Will these pains go away? Only if sufficient automation is achieved. But here, despite all the analogies to natural resources ("data is the new oil"), there are serious issues. It is not yet clear that extreme automation and process integration can be achieved around big data in all domains of economic interest.

Cultural Mission

Big Data is unique among recent IT trends in that it is a market and opportunity created by an open source movement. The entire industry exists because of Hadoop, an infrastructure component inspired by Google technology. So there has been a sense of unity around a shared non-commercial mission from Day 1. The consensual label "data scientist" is partly a consequence of a sense that the data scene is a social fraternity rather than a business sector.

There is also a pragmatic consensus that the biggest gains will be found by mixing up large datasets owned by different parties (think "mashups for titans"). This is an element of the scene that is rather like the effort to standardize railroad gauges in the 19th century, or containerization in the twentieth century. It reinforces the cultural mission by making standardization and data interoperability a matter of shared interest.
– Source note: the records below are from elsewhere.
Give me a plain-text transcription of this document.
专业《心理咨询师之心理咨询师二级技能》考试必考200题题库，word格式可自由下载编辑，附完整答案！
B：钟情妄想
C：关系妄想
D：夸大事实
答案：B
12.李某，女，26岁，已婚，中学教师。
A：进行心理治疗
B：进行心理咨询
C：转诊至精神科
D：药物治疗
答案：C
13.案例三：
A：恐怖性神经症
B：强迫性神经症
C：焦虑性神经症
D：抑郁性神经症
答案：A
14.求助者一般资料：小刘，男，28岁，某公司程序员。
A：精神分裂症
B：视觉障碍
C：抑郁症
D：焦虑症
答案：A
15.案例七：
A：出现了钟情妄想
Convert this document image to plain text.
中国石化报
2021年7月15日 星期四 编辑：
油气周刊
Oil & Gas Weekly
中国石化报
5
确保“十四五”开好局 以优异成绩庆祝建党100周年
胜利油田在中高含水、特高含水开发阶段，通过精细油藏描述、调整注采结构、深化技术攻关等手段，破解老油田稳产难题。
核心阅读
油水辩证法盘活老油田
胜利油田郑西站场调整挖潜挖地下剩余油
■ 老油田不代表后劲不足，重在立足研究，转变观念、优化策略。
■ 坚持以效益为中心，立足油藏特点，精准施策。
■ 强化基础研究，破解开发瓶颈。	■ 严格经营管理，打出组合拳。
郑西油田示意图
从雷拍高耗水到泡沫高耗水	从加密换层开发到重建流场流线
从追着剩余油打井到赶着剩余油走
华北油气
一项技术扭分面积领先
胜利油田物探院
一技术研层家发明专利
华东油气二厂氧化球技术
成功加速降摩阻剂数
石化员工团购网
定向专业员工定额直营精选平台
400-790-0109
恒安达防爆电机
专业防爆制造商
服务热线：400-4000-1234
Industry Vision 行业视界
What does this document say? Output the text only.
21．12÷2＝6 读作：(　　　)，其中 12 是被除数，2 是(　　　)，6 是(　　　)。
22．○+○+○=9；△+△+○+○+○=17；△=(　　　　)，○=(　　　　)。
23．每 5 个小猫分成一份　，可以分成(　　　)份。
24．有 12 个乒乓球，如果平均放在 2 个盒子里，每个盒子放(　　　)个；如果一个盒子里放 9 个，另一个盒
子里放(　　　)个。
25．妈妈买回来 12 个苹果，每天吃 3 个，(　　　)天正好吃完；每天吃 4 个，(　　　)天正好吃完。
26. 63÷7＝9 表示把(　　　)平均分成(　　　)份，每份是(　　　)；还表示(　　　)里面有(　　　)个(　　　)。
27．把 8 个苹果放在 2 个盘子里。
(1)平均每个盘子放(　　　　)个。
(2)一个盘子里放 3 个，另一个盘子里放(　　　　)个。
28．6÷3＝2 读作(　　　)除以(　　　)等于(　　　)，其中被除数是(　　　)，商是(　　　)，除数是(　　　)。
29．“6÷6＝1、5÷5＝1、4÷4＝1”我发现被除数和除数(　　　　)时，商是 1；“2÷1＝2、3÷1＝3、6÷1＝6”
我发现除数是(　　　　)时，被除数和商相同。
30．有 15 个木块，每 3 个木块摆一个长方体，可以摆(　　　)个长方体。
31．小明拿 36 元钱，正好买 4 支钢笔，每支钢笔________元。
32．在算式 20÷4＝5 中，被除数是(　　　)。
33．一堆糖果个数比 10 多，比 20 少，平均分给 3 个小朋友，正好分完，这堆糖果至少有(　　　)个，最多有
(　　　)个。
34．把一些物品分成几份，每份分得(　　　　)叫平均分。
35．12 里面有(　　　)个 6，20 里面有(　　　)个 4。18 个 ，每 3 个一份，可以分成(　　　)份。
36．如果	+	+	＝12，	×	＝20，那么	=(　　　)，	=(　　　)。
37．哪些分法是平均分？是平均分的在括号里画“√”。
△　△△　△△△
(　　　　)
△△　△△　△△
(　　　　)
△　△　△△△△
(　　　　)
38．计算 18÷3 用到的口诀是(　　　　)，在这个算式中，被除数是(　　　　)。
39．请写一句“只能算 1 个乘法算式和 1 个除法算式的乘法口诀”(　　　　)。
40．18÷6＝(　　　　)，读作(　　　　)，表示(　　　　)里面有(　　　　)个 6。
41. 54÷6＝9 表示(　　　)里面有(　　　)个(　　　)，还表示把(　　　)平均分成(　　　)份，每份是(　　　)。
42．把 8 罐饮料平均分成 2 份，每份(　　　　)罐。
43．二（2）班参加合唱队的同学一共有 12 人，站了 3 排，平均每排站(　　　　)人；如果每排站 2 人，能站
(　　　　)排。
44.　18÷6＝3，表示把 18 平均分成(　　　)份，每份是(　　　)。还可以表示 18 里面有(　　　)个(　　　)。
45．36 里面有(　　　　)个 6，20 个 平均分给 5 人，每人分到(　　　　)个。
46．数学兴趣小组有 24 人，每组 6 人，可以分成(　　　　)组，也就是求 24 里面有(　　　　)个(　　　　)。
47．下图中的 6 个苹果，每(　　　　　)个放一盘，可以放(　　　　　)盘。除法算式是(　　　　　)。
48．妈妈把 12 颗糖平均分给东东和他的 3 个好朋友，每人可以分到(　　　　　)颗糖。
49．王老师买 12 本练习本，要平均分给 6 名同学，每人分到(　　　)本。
As a simple example, consider zip codes. As one speaker remarked, zip codes are simple, clean data that most of us choose to share fairly liberally. Yet we have to keep re-entering them on forms. There has to be a ton of value (and money to be made) in eliminating all that unnecessary typing.

Both these forces -- core non-commercial mission and pragmatism --  have made the data scene a business sector with a social mission at its heart.  "Data scientist" is almost a community self-identifier, like "brother" or "sister." Pretty soon, I am sure somebody will make a speech that starts, "brothers and sisters of the petabyte..."

Even a Microsoft speaker made soothing noises about "community." That tells you a lot.

The Analyst Trade

Normally, titles and labels stabilize when analyst firms like Gartner and Forrester drive towards a language of consensus. They are able to do that because they are generally disinterested third parties who make money by adding some clarity to muddy discourses.

But this time it is different. The thing about the world of data is that the analyst trade is among those most impacted. The business of analysts after all, is to compile data, crunch it and turn it into slideware. Now uppity data startups are threatening the analyst game (the trade show floor has several technology companies showing off clever visualizations on large monitors; if the analyst trade isn't worried, it should be).

Which means things are going to remain murky for a while.

You Too Can Become a Data Scientist

So the bottomline is that there is big money looming. Fortunes will be made and lost. Which means you too should attempt to become a data scientist.

The skills have become increasingly easy to acquire, and are getting easier by the week. But at the same time, cultural barriers to people self-classifying into the data scene are being erected.

Redefine yourself while you can. Let me know if you need any pickaxes.